What is Docker, Really?

Docker is an open-source platform for building, shipping, and running applications inside containers. A container is an isolated process that shares the host OS kernel but has its own filesystem, networking, and process space.

Unlike virtual machines, containers don't need a full OS. They start in seconds, use minimal memory, and you can run dozens on a single laptop.

FeatureVirtual MachineContainer
Boot timeMinutesSeconds
SizeGBs (full OS)MBs (just your app)
IsolationFull hardware-levelProcess-level (shared kernel)
Performance~5-10% overheadNear-native
Density~10 per host~100s per host

Who is it For?

Developers — Consistent dev environments, no more "works on my machine." Onboard new team members in minutes, not days.

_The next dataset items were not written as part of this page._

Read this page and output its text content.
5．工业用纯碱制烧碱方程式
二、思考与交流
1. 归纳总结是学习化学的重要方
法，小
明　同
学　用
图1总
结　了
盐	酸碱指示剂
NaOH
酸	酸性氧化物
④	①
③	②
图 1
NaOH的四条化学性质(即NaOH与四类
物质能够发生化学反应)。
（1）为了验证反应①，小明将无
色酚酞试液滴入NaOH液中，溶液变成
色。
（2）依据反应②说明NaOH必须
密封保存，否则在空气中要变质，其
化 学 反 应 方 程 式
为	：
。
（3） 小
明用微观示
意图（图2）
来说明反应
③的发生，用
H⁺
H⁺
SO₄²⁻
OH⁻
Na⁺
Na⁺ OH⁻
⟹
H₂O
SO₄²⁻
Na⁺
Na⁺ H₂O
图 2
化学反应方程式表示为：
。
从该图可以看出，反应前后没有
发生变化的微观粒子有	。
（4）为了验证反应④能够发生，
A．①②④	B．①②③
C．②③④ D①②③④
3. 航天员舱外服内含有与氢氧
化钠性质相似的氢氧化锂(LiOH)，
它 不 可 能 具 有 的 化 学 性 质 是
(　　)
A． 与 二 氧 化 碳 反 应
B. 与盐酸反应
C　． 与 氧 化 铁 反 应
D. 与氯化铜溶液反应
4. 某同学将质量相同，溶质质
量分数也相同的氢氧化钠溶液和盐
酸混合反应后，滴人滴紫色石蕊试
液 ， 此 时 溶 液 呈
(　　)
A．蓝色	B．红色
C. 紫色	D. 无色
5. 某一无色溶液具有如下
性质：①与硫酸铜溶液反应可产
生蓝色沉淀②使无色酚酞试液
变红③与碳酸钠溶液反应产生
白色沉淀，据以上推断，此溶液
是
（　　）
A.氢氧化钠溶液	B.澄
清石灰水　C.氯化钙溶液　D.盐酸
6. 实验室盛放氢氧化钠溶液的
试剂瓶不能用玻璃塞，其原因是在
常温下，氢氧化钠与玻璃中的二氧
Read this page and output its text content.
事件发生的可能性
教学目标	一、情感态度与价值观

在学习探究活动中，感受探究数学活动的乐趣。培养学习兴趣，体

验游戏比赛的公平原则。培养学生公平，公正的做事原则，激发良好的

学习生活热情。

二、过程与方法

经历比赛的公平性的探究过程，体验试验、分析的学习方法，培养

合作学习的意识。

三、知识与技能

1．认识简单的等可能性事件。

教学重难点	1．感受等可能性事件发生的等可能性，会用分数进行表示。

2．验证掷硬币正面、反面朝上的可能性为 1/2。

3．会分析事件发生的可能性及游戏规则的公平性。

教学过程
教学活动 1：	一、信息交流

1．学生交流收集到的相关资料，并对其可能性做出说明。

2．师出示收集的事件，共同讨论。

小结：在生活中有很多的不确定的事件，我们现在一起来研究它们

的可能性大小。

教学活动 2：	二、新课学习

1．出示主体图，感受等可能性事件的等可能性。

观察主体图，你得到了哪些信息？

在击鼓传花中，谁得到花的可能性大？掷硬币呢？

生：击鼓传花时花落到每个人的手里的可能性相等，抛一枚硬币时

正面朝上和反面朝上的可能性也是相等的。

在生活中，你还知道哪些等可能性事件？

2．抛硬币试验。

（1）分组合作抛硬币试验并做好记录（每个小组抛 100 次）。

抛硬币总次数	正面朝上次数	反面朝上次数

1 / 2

DevOps/SREs — Standardized deployment artifacts, easy rollbacks, and reproducible builds across staging and production.

Data Engineers — Portable Airflow/Spark environments, consistent Python dependencies, and isolated notebook servers.

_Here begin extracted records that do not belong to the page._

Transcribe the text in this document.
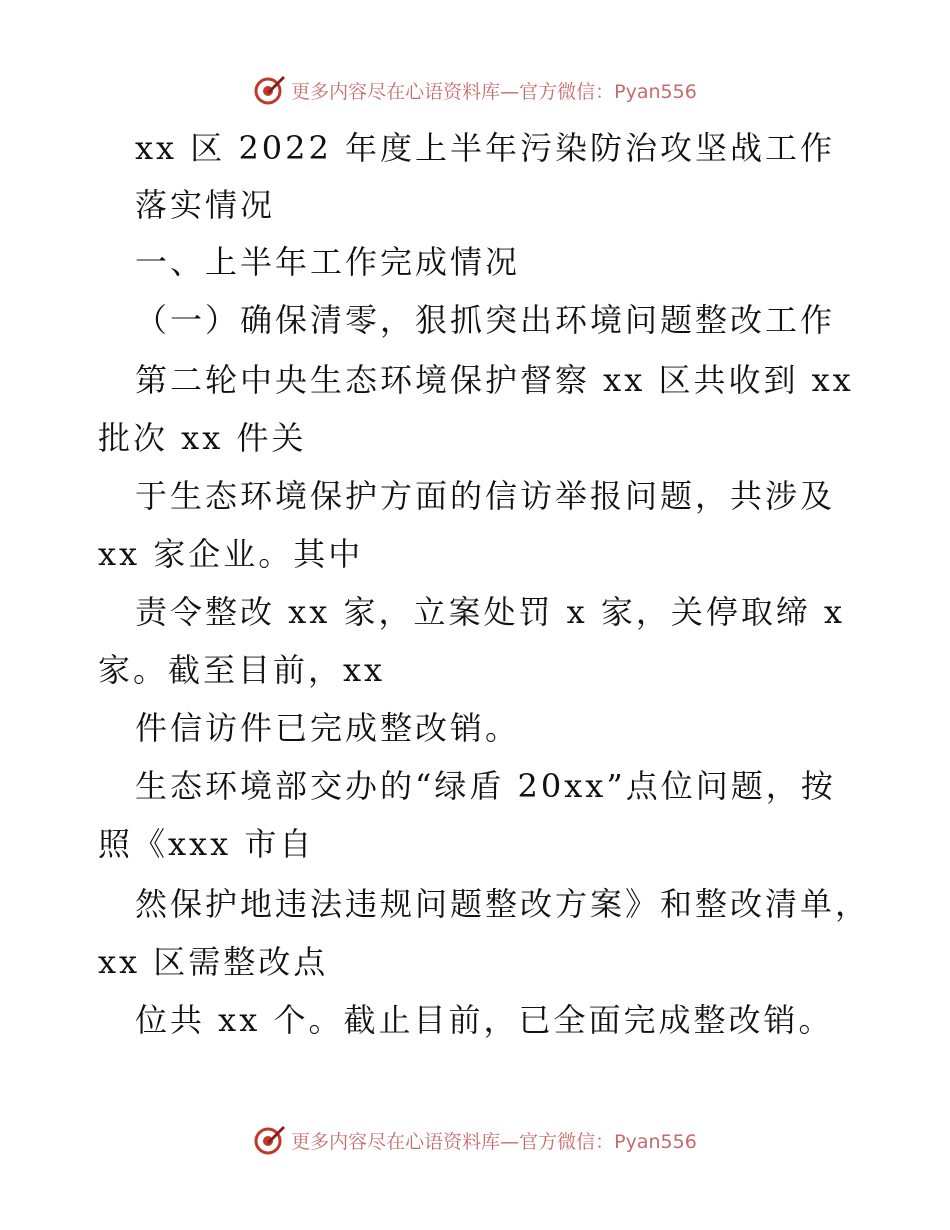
更多内容尽在心语资料库—官方微信：Pyan556
xx 区 2022 年度上半年污染防治攻坚战工作
落实情况
一、上半年工作完成情况
（一）确保清零，狠抓突出环境问题整改工作
第二轮中央生态环境保护督察 xx 区共收到 xx
批次 xx 件关
于生态环境保护方面的信访举报问题，共涉及
xx 家企业。其中
责令整改 xx 家，立案处罚 x 家，关停取缔 x
家。截至目前，xx
件信访件已完成整改销。
生态环境部交办的“绿盾 20xx”点位问题，按
照《xxx 市自
然保护地违法违规问题整改方案》和整改清单，
xx 区需整改点
位共 xx 个。截止目前，已全面完成整改销。
更多内容尽在心语资料库—官方微信：Pyan556
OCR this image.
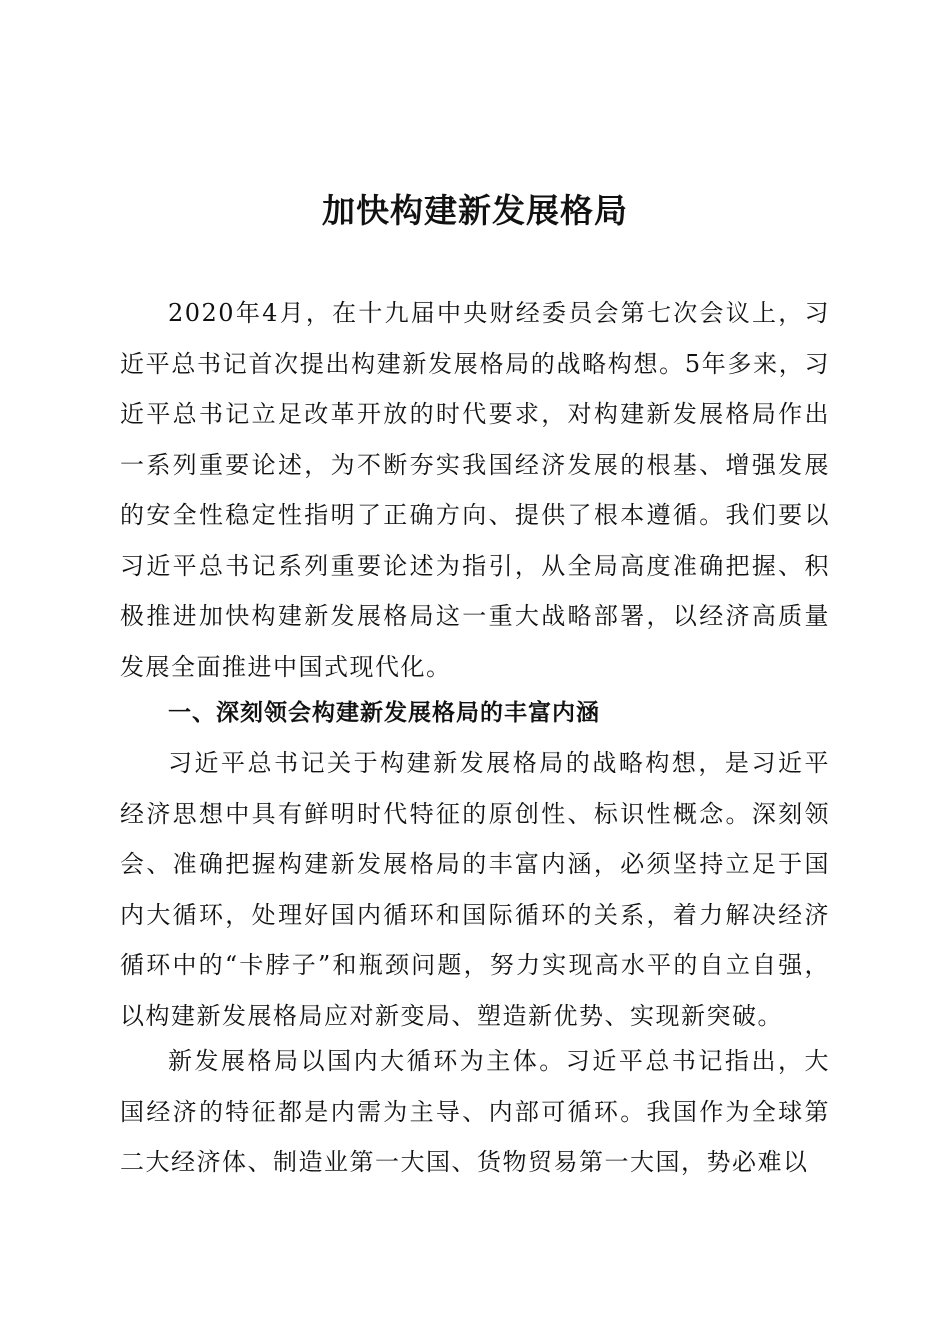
加快构建新发展格局

2020年4月，在十九届中央财经委员会第七次会议上，习近平总书记首次提出构建新发展格局的战略构想。5年多来，习近平总书记立足改革开放的时代要求，对构建新发展格局作出一系列重要论述，为不断夯实我国经济发展的根基、增强发展的安全性稳定性指明了正确方向、提供了根本遵循。我们要以习近平总书记系列重要论述为指引，从全局高度准确把握、积极推进加快构建新发展格局这一重大战略部署，以经济高质量发展全面推进中国式现代化。

一、深刻领会构建新发展格局的丰富内涵

习近平总书记关于构建新发展格局的战略构想，是习近平经济思想中具有鲜明时代特征的原创性、标识性概念。深刻领会、准确把握构建新发展格局的丰富内涵，必须坚持立足于国内大循环，处理好国内循环和国际循环的关系，着力解决经济循环中的“卡脖子”和瓶颈问题，努力实现高水平的自立自强，以构建新发展格局应对新变局、塑造新优势、实现新突破。

新发展格局以国内大循环为主体。习近平总书记指出，大国经济的特征都是内需为主导、内部可循环。我国作为全球第二大经济体、制造业第一大国、货物贸易第一大国，势必难以
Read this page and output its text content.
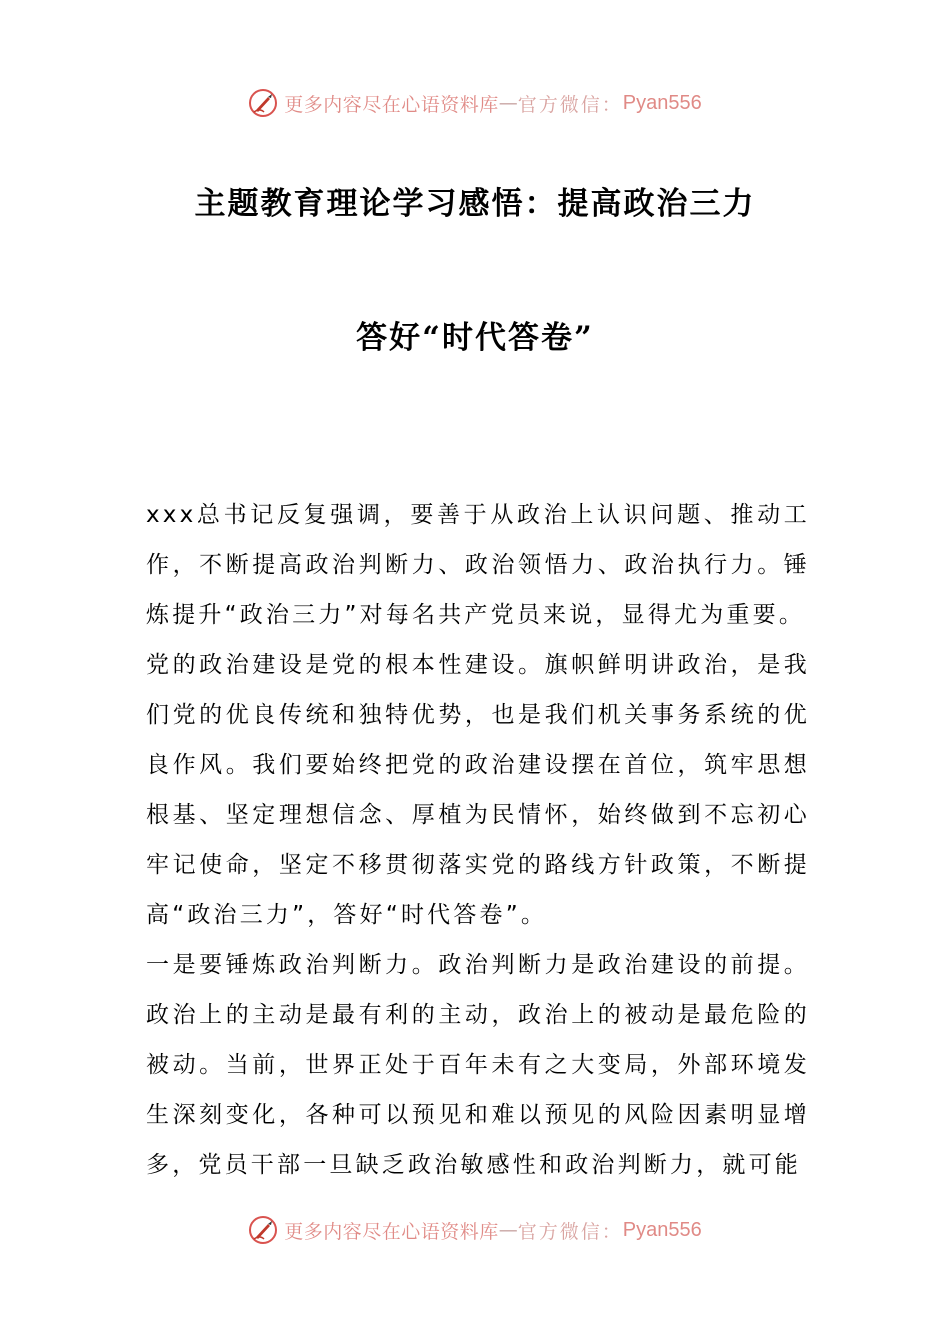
更多内容尽在心语资料库 — 官方微信： Pyan556
主题教育理论学习感悟：提高政治三力
答好“时代答卷”

xxx总书记反复强调，要善于从政治上认识问题、推动工作，不断提高政治判断力、政治领悟力、政治执行力。锤炼提升“政治三力”对每名共产党员来说，显得尤为重要。

党的政治建设是党的根本性建设。旗帜鲜明讲政治，是我们党的优良传统和独特优势，也是我们机关事务系统的优良作风。我们要始终把党的政治建设摆在首位，筑牢思想根基、坚定理想信念、厚植为民情怀，始终做到不忘初心牢记使命，坚定不移贯彻落实党的路线方针政策，不断提高“政治三力”，答好“时代答卷”。

一是要锤炼政治判断力。政治判断力是政治建设的前提。政治上的主动是最有利的主动，政治上的被动是最危险的被动。当前，世界正处于百年未有之大变局，外部环境发生深刻变化，各种可以预见和难以预见的风险因素明显增多，党员干部一旦缺乏政治敏感性和政治判断力，就可能

更多内容尽在心语资料库 — 官方微信： Pyan556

Anyone who deploys software — If you ship code to servers, Docker eliminates environment drift.

What Docker Can Do

  • Build — Create images from a Dockerfile (a recipe for your container)
  • Ship — Push images to a registry (Docker Hub, ECR, GCR) for sharing
  • Run — Start containers from images on any Docker-enabled machine
  • Compose — Define multi-container apps (API + database + cache) in a single YAML file
  • Network — Connect containers together with virtual networks
  • Store — Persist data with volumes that survive container restarts

What You'll Learn

Start Learning: Core Concepts →

Test Yourself

What problem does Docker solve that virtual machines also solve, but more efficiently?

Both solve the "works on my machine" problem by isolating applications from the host environment. Docker does it more efficiently because containers share the host OS kernel instead of running a full guest OS, making them faster to start (seconds vs minutes), smaller (MBs vs GBs), and denser (hundreds per host vs tens).

What is the difference between a Docker image and a container?

An image is a read-only template — like a class definition. A container is a running instance of that image — like an object. You can create many containers from one image, and each container has its own writable layer for runtime changes.

Why are containers "lightweight" compared to virtual machines?

Containers share the host OS kernel. They don't need a full operating system — just your application code and its dependencies. A VM includes the entire guest OS (kernel, drivers, system libraries), which adds gigabytes of overhead and minutes of boot time.

Name three scenarios where Docker is especially useful.

1) Microservices — each service in its own container with independent scaling. 2) CI/CD pipelines — consistent build/test environments across stages. 3) Local development — spin up databases, caches, and services without installing them on your machine.